Pero también quiero referirme a la esperanza que nos ha devuelto esta administración, cuando recientemente en conjunto con el gobierno provincial se han anunciado que ya están en marchas las obras para la vuelta del tren de cargas a mi querida provincia en el ramal Serrezuela–Chamical, conectándonos nuevamente con nuestra hermana provincia de Córdoba, y proyectando un centro logístico en el CELPA de Chamical, el cual reducirá los costos de transporte de cargas, sentando las bases para en un futuro no muy lejano contar con el servicio de transporte de pasajeros.

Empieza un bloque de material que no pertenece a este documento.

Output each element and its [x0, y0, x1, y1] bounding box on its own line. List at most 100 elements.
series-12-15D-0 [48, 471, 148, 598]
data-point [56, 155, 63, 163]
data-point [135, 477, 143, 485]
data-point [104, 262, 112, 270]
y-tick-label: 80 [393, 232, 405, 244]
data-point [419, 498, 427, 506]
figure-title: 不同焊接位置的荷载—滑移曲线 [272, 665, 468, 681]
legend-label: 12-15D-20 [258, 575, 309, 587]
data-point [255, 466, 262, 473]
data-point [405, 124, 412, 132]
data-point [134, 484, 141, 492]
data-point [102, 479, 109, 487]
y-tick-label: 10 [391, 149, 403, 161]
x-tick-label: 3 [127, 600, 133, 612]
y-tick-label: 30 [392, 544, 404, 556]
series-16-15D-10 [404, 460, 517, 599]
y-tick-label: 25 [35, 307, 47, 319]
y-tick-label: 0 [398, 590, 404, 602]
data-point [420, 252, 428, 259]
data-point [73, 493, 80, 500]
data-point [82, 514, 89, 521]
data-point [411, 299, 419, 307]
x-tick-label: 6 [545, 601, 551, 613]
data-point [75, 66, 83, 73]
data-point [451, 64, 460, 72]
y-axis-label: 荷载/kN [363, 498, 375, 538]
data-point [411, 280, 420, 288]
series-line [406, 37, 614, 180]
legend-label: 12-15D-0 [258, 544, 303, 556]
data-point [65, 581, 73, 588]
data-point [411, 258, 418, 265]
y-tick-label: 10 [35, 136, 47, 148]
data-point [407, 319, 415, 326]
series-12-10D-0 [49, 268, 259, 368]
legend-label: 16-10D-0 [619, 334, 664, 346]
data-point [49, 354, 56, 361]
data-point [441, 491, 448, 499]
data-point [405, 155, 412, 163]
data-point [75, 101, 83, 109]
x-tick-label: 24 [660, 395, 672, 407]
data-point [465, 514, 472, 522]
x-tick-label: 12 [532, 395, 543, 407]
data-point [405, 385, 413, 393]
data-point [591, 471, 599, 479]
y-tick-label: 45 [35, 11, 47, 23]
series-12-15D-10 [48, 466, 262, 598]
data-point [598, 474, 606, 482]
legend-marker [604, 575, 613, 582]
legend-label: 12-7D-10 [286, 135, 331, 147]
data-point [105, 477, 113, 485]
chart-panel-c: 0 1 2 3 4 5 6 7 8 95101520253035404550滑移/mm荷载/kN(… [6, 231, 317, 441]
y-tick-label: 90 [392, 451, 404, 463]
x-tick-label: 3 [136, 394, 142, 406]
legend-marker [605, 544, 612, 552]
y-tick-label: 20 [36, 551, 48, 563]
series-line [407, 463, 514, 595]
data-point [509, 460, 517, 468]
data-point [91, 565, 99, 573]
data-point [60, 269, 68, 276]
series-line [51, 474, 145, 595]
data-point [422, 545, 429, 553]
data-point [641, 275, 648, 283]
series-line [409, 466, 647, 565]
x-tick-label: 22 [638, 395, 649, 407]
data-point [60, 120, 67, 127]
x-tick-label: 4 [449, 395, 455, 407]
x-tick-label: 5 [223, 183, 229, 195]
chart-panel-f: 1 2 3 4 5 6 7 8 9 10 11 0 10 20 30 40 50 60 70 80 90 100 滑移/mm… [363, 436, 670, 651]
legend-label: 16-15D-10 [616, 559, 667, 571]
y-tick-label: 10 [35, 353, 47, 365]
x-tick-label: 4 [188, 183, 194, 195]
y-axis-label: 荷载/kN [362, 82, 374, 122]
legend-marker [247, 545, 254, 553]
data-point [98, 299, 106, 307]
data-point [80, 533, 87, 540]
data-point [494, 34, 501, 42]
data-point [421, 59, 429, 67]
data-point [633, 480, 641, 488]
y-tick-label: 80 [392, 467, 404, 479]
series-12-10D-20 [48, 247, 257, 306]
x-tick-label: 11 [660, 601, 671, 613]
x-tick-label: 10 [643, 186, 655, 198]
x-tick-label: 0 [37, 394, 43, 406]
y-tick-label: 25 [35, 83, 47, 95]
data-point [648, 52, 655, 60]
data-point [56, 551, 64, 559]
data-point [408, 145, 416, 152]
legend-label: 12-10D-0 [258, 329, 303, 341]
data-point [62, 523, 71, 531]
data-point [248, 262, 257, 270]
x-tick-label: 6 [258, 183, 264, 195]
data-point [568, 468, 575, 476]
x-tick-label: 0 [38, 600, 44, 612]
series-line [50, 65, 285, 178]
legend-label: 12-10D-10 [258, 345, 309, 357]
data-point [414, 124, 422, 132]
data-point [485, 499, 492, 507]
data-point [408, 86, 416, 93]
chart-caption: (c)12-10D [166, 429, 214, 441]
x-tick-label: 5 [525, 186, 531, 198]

Es por ello que considero fundamental declarar de interés público y objetivo prioritario de la República la reactivación del sistema ferroviaria, garantizando la integración del territorio nacional, la conectividad del país y el desarrollo de las economías nacionales con equidad social y creación de empleo llevada adelante de manera estratégica por parte del Estado Nacional, estableciendo como principios rectores la interconexión e intermodalidad de los servicios ferroviarios y la regulación de la participación pública y privada en la prestación de los servicios, maximizando las inversiones e incorporando nuevas tecnologías, garantizando los derechos de los usuarios y la accesibilidad de los mismos.
Considero también prudente y apropiada la metodología que se establece, la cual permite avanzar -de manera medida y según cada caso en particular- hacia la mejor forma de recuperar la administración del sistema ferroviario, integrando al sector público y privado, equilibrando la eficacia y el servicio social y haciendo partícipes a las empresas, los trabajadores y los usuarios.
Es por los motivos expuestos que acompaño con mi voto positivo este proyecto presentado por el Poder Ejecutivo, con el fin de contar con una política ferroviaria para el desarrollo con equidad de nuestro país.